I just really like that they’ve given up on storylines. “Let’s have a cheerleader get knocked up by a Puckerman!” “Didn’t we already do that with the whole Quinn/Puck thing?” “NAH! It’ll be fiiiiiiine, just you wait and see.”
UGH.
What the fox was this episode supposed to even be about?
After this episode I think it’s safe to say that Blaine is a gentleman in the streets and a freak in the sheets. He ws so into his little Kurt puppet and I don’t even know what was going on with that Tina puppet. For the sake of their upcoming nuptials I hope Kurt is open to experimentation (involving puppets) ;)
Jury duty sounds better than screening Glee once a week.
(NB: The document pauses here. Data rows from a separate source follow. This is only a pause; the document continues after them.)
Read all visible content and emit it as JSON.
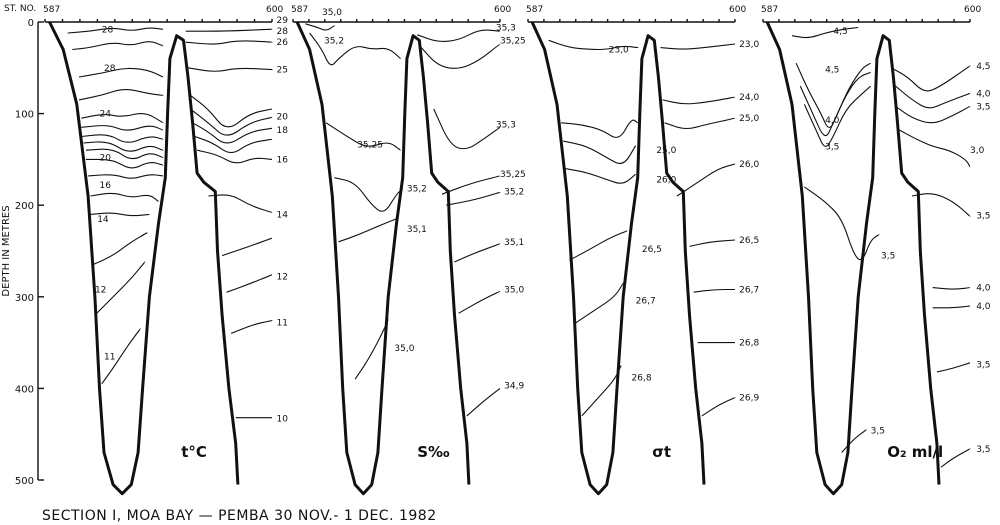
{
  "chart_data": {
    "type": "contour section",
    "yaxis": {
      "label": "DEPTH IN METRES",
      "ticks": [
        "0",
        "100",
        "200",
        "300",
        "400",
        "500"
      ],
      "range": [
        0,
        500
      ]
    },
    "station_header_label": "ST. NO.",
    "caption": "SECTION I,  MOA BAY — PEMBA   30 NOV.- 1 DEC. 1982",
    "panels": [
      {
        "name": "t°C",
        "station_start": "587",
        "station_end": "600",
        "labels": [
          {
            "text": "28",
            "x": 0.25,
            "depth": 8
          },
          {
            "text": "28",
            "x": 0.26,
            "depth": 50
          },
          {
            "text": "24",
            "x": 0.24,
            "depth": 100
          },
          {
            "text": "20",
            "x": 0.24,
            "depth": 148
          },
          {
            "text": "16",
            "x": 0.24,
            "depth": 178
          },
          {
            "text": "14",
            "x": 0.23,
            "depth": 215
          },
          {
            "text": "12",
            "x": 0.22,
            "depth": 292
          },
          {
            "text": "11",
            "x": 0.26,
            "depth": 365
          },
          {
            "text": "29",
            "x": 1.02,
            "depth": -2
          },
          {
            "text": "28",
            "x": 1.02,
            "depth": 10
          },
          {
            "text": "26",
            "x": 1.02,
            "depth": 22
          },
          {
            "text": "25",
            "x": 1.02,
            "depth": 52
          },
          {
            "text": "20",
            "x": 1.02,
            "depth": 103
          },
          {
            "text": "18",
            "x": 1.02,
            "depth": 118
          },
          {
            "text": "16",
            "x": 1.02,
            "depth": 150
          },
          {
            "text": "14",
            "x": 1.02,
            "depth": 210
          },
          {
            "text": "12",
            "x": 1.02,
            "depth": 278
          },
          {
            "text": "11",
            "x": 1.02,
            "depth": 328
          },
          {
            "text": "10",
            "x": 1.02,
            "depth": 433
          }
        ]
      },
      {
        "name": "S‰",
        "station_start": "587",
        "station_end": "600",
        "labels": [
          {
            "text": "35,0",
            "x": 0.14,
            "depth": -11
          },
          {
            "text": "35,2",
            "x": 0.15,
            "depth": 20
          },
          {
            "text": "35,25",
            "x": 0.31,
            "depth": 134
          },
          {
            "text": "35,2",
            "x": 0.55,
            "depth": 182
          },
          {
            "text": "35,1",
            "x": 0.55,
            "depth": 226
          },
          {
            "text": "35,0",
            "x": 0.49,
            "depth": 356
          },
          {
            "text": "35,3",
            "x": 0.98,
            "depth": 6
          },
          {
            "text": "35,25",
            "x": 1.0,
            "depth": 20
          },
          {
            "text": "35,3",
            "x": 0.98,
            "depth": 112
          },
          {
            "text": "35,25",
            "x": 1.0,
            "depth": 166
          },
          {
            "text": "35,2",
            "x": 1.02,
            "depth": 185
          },
          {
            "text": "35,1",
            "x": 1.02,
            "depth": 240
          },
          {
            "text": "35,0",
            "x": 1.02,
            "depth": 292
          },
          {
            "text": "34,9",
            "x": 1.02,
            "depth": 397
          }
        ]
      },
      {
        "name": "σt",
        "station_start": "587",
        "station_end": "600",
        "labels": [
          {
            "text": "23,0",
            "x": 0.39,
            "depth": 30
          },
          {
            "text": "25,0",
            "x": 0.62,
            "depth": 140
          },
          {
            "text": "26,0",
            "x": 0.62,
            "depth": 172
          },
          {
            "text": "26,5",
            "x": 0.55,
            "depth": 248
          },
          {
            "text": "26,7",
            "x": 0.52,
            "depth": 304
          },
          {
            "text": "26,8",
            "x": 0.5,
            "depth": 388
          },
          {
            "text": "23,0",
            "x": 1.02,
            "depth": 24
          },
          {
            "text": "24,0",
            "x": 1.02,
            "depth": 82
          },
          {
            "text": "25,0",
            "x": 1.02,
            "depth": 105
          },
          {
            "text": "26,0",
            "x": 1.02,
            "depth": 155
          },
          {
            "text": "26,5",
            "x": 1.02,
            "depth": 238
          },
          {
            "text": "26,7",
            "x": 1.02,
            "depth": 292
          },
          {
            "text": "26,8",
            "x": 1.02,
            "depth": 350
          },
          {
            "text": "26,9",
            "x": 1.02,
            "depth": 410
          }
        ]
      },
      {
        "name": "O₂ ml/l",
        "station_start": "587",
        "station_end": "600",
        "labels": [
          {
            "text": "4,5",
            "x": 0.34,
            "depth": 10
          },
          {
            "text": "4,5",
            "x": 0.3,
            "depth": 52
          },
          {
            "text": "4,0",
            "x": 0.3,
            "depth": 107
          },
          {
            "text": "3,5",
            "x": 0.3,
            "depth": 136
          },
          {
            "text": "3,5",
            "x": 0.57,
            "depth": 255
          },
          {
            "text": "3,5",
            "x": 0.52,
            "depth": 446
          },
          {
            "text": "4,5",
            "x": 1.03,
            "depth": 48
          },
          {
            "text": "4,0",
            "x": 1.03,
            "depth": 78
          },
          {
            "text": "3,5",
            "x": 1.03,
            "depth": 92
          },
          {
            "text": "3,0",
            "x": 1.0,
            "depth": 140
          },
          {
            "text": "3,5",
            "x": 1.03,
            "depth": 211
          },
          {
            "text": "4,0",
            "x": 1.03,
            "depth": 290
          },
          {
            "text": "4,0",
            "x": 1.03,
            "depth": 310
          },
          {
            "text": "3,5",
            "x": 1.03,
            "depth": 374
          },
          {
            "text": "3,5",
            "x": 1.03,
            "depth": 466
          }
        ]
      }
    ]
  }
}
Lord, what a mess this show is. Why did they put muppets in, I still don’t get it.
I live in the UK, where glee is screened a week later, I use your awesome and hilarious review to decide whether I’m going to bother watching or not…and to ponder what in the 7 hells a junior mint is? I’m torn, I’m a sucker for a muppet, but the lack of Dantana action coupled with casual sexism yet again is off putting.
How did you know that I needed to watch the Britney Spears video as soon as I read the word “toxic”?? Amazing.
’Twas the Intertext speaking through her.
Long live the Intertext, the sole source of meaning in our lives!